Entitlement timelines in Summit County routinely exceed developer projections. The City of Park City's General Plan review process, the Snyderville Basin Special Service District's development requirements, the Wasatch County General Plan and infrastructure capacity assessments, and the required public comment and appeal periods all add time to the approval timeline. A project that looks like an 18-month entitlement on day one may require 30 months to achieve final approvals. We budget our interest reserves conservatively and structure extension options in our loan documents from the start, because extensions on land loans are a normal feature of the development process, not an exception.
Wildfire risk assessment has become a meaningful underwriting variable for development sites in exposed Summit County locations. The 2021 Parley's Canyon Fire and subsequent California-style fire seasons across the Wasatch Range have elevated the focus on WUI (wildland-urban interface) building code requirements, vegetation management restrictions, and insurance availability for properties in high-risk fire zones. Development sites in areas with elevated wildfire risk may face additional construction cost requirements or reduced insurance carrier availability that affects the economics of the proposed development. We conduct or require environmental assessments that include fire risk evaluation for sites in exposed positions.
Our Approach
Land development underwriting starts with the fundamentals of the specific parcel: title examination, survey confirmation, zoning verification, environmental Phase I assessment, water rights analysis, infrastructure availability review, and topographic analysis. We do not approve land loans based on the borrower's optimistic projections about what they expect the parcel to support. We verify it independently through qualified local professionals — land use attorneys with Summit County planning experience, civil engineers familiar with Wasatch Back development conditions, and environmental consultants who know the specific regulatory landscape.
Valuation methodology for development land uses residual land value analysis alongside comparable land sales. Residual analysis asks: given realistic construction costs, market absorption rates, and developer profit margins, what is this land worth to a developer executing the proposed program? That number, adjusted for entitlement risk and timeline, is our underwriting anchor. We do not use discounted income models or replacement cost approaches that are appropriate for improved properties but misapply to raw land.
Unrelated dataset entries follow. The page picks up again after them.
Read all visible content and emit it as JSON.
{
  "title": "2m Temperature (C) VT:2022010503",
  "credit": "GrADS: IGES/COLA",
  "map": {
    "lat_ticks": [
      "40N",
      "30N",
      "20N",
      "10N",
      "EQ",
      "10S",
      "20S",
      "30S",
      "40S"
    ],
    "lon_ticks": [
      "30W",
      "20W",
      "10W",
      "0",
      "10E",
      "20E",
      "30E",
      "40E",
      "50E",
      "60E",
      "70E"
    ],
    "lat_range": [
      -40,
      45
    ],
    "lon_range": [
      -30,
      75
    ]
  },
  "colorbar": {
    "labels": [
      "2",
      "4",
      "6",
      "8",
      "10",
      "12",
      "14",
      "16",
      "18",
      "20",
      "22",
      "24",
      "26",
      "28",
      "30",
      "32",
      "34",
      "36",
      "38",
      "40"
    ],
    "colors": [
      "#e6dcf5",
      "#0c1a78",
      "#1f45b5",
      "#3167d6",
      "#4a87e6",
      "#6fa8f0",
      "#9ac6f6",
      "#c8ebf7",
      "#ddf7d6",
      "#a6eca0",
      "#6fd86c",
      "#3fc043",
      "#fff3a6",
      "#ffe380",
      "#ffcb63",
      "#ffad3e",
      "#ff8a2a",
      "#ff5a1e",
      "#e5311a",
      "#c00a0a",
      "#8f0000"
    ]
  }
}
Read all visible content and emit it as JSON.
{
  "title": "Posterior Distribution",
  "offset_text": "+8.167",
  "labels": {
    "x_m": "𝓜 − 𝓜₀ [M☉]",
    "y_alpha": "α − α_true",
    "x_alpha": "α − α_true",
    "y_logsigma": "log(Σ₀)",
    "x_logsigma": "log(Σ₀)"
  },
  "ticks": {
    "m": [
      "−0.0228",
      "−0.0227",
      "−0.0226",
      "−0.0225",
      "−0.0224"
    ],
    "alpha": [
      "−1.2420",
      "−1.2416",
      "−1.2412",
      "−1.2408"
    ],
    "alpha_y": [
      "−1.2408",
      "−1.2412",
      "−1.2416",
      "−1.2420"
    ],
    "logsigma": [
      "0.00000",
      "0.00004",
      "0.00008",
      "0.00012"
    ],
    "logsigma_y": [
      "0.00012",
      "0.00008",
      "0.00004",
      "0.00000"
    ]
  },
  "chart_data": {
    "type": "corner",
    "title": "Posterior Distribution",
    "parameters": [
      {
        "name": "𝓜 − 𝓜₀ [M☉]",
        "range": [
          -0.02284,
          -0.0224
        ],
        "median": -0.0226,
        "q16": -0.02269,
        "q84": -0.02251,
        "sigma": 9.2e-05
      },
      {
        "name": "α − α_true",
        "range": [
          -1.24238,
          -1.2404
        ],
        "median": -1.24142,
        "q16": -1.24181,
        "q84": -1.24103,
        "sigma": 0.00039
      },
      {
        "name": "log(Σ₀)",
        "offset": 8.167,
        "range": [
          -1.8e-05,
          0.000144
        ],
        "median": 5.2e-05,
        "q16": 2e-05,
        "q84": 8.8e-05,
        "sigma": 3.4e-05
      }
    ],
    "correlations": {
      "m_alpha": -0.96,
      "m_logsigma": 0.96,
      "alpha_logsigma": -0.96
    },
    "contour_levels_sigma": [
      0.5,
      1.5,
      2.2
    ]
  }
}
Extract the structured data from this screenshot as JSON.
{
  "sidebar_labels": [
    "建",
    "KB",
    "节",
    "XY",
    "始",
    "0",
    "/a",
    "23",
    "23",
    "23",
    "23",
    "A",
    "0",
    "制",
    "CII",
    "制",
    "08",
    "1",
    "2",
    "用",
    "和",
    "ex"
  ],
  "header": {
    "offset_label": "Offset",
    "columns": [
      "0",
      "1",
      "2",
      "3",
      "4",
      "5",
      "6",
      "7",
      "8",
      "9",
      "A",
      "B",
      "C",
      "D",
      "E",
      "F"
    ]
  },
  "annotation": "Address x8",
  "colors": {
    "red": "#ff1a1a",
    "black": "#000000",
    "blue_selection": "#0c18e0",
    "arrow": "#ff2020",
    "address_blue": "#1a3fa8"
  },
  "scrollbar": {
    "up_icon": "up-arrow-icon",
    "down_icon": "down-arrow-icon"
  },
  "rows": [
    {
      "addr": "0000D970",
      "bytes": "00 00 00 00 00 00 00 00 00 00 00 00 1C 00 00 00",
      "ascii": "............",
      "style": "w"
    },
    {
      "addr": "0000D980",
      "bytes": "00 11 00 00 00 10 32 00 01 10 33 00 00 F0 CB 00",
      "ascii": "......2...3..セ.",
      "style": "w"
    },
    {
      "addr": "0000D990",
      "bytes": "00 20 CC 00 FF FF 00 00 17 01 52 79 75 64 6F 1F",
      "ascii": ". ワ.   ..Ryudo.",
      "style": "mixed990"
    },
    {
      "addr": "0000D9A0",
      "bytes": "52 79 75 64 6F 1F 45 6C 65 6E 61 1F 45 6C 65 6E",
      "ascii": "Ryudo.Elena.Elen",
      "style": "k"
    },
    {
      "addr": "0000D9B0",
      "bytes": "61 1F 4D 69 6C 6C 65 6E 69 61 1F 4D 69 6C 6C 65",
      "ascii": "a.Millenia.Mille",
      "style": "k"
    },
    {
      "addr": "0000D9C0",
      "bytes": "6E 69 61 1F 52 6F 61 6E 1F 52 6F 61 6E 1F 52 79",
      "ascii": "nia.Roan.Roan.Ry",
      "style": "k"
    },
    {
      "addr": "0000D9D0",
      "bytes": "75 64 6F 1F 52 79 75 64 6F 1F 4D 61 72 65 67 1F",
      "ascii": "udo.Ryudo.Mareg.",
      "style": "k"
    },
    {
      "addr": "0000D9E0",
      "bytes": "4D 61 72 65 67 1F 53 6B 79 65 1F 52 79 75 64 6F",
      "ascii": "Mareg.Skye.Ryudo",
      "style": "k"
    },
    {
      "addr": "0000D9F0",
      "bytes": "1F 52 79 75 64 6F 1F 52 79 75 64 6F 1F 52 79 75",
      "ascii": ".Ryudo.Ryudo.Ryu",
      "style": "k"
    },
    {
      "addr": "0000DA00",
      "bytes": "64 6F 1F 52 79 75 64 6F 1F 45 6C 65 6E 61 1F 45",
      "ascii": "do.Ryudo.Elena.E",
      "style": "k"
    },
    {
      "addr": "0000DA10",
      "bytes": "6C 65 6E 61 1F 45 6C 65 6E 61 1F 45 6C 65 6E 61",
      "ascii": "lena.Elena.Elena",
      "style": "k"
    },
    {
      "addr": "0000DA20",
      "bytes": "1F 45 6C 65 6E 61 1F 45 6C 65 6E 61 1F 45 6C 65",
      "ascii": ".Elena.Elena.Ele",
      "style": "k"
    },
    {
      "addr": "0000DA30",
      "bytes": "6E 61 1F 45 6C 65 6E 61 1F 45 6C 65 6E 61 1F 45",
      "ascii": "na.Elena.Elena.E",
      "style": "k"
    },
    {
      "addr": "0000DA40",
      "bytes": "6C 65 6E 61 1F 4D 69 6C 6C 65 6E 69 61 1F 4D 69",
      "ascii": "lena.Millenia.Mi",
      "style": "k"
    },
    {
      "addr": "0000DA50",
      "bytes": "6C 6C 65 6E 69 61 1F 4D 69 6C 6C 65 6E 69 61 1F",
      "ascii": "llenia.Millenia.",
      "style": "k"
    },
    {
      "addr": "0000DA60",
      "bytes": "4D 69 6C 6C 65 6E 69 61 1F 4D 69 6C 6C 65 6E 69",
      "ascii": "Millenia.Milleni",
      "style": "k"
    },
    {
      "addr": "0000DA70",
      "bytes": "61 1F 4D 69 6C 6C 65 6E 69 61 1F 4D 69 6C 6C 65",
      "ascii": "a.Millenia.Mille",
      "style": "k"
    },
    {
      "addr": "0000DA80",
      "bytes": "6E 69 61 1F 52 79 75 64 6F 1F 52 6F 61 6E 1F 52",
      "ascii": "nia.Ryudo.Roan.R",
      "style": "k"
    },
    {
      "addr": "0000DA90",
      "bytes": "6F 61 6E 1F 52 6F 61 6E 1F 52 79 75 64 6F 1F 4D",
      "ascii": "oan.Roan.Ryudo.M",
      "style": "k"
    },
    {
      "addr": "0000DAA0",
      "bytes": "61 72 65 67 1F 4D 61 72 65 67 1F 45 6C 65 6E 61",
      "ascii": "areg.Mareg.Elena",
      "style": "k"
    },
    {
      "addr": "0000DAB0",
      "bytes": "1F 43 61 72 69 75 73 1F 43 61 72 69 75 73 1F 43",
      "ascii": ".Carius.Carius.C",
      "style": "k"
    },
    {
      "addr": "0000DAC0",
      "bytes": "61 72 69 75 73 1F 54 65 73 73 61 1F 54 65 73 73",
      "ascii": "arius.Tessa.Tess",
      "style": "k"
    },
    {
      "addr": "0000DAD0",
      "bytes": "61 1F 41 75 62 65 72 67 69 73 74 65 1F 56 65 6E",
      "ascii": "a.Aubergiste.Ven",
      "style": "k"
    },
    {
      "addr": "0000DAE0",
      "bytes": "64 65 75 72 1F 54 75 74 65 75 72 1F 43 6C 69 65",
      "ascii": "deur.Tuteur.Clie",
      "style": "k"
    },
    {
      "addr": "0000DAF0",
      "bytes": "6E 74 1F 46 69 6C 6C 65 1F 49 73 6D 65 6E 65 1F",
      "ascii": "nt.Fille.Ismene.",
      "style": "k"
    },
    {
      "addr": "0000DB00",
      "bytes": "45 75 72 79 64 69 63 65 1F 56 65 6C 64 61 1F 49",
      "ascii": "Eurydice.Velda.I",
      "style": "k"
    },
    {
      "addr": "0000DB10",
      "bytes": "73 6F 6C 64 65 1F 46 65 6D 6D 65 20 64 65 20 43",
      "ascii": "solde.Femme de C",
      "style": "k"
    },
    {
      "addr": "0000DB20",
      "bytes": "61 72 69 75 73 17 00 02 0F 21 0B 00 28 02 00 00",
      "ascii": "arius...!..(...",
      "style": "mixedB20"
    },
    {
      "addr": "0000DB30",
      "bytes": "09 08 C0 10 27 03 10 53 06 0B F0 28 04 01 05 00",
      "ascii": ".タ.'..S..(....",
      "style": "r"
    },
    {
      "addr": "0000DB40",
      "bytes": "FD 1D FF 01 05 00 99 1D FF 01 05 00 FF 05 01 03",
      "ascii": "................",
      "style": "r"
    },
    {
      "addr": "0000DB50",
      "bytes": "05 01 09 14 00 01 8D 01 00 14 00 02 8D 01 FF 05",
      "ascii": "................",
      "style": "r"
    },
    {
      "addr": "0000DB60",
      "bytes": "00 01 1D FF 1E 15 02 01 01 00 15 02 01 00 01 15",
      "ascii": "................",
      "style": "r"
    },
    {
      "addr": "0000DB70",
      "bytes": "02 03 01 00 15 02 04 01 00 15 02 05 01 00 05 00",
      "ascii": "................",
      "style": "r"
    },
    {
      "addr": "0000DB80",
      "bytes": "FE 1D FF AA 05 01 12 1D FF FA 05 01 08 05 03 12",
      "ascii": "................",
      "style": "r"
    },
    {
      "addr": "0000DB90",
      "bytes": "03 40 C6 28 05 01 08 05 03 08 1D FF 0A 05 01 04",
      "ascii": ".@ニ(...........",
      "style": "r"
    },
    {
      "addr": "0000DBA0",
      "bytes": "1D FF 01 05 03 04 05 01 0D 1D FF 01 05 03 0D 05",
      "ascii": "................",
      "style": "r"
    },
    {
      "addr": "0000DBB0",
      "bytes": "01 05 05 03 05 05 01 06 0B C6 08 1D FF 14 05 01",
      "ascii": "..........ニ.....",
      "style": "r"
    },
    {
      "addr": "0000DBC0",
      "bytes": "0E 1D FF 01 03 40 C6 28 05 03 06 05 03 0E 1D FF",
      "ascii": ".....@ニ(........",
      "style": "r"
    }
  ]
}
Disbursement structures for development loans match capital availability to verified progress milestones: entitlement approvals, infrastructure completion phases, and lot delivery counts in subdivision projects. We do not front-load development capital or disburse against projected future milestones that have not yet been achieved.
Serving Our Community
Our land development lending covers development opportunities throughout Summit and Wasatch Counties: entitled lots in Promontory, Glenwild, Tuhaye, Red Ledges, and Victory Ranch; development parcels in Snyderville Basin, Hideout, and Silver Creek; agricultural land with development potential in the Heber Valley including Heber City, Midway, Charleston, and Francis; raw land investments in Kamas, Oakley, and Woodland; commercial development sites along Kimball Junction and Heber City commercial corridors; and infill redevelopment opportunities within City of Park City boundaries.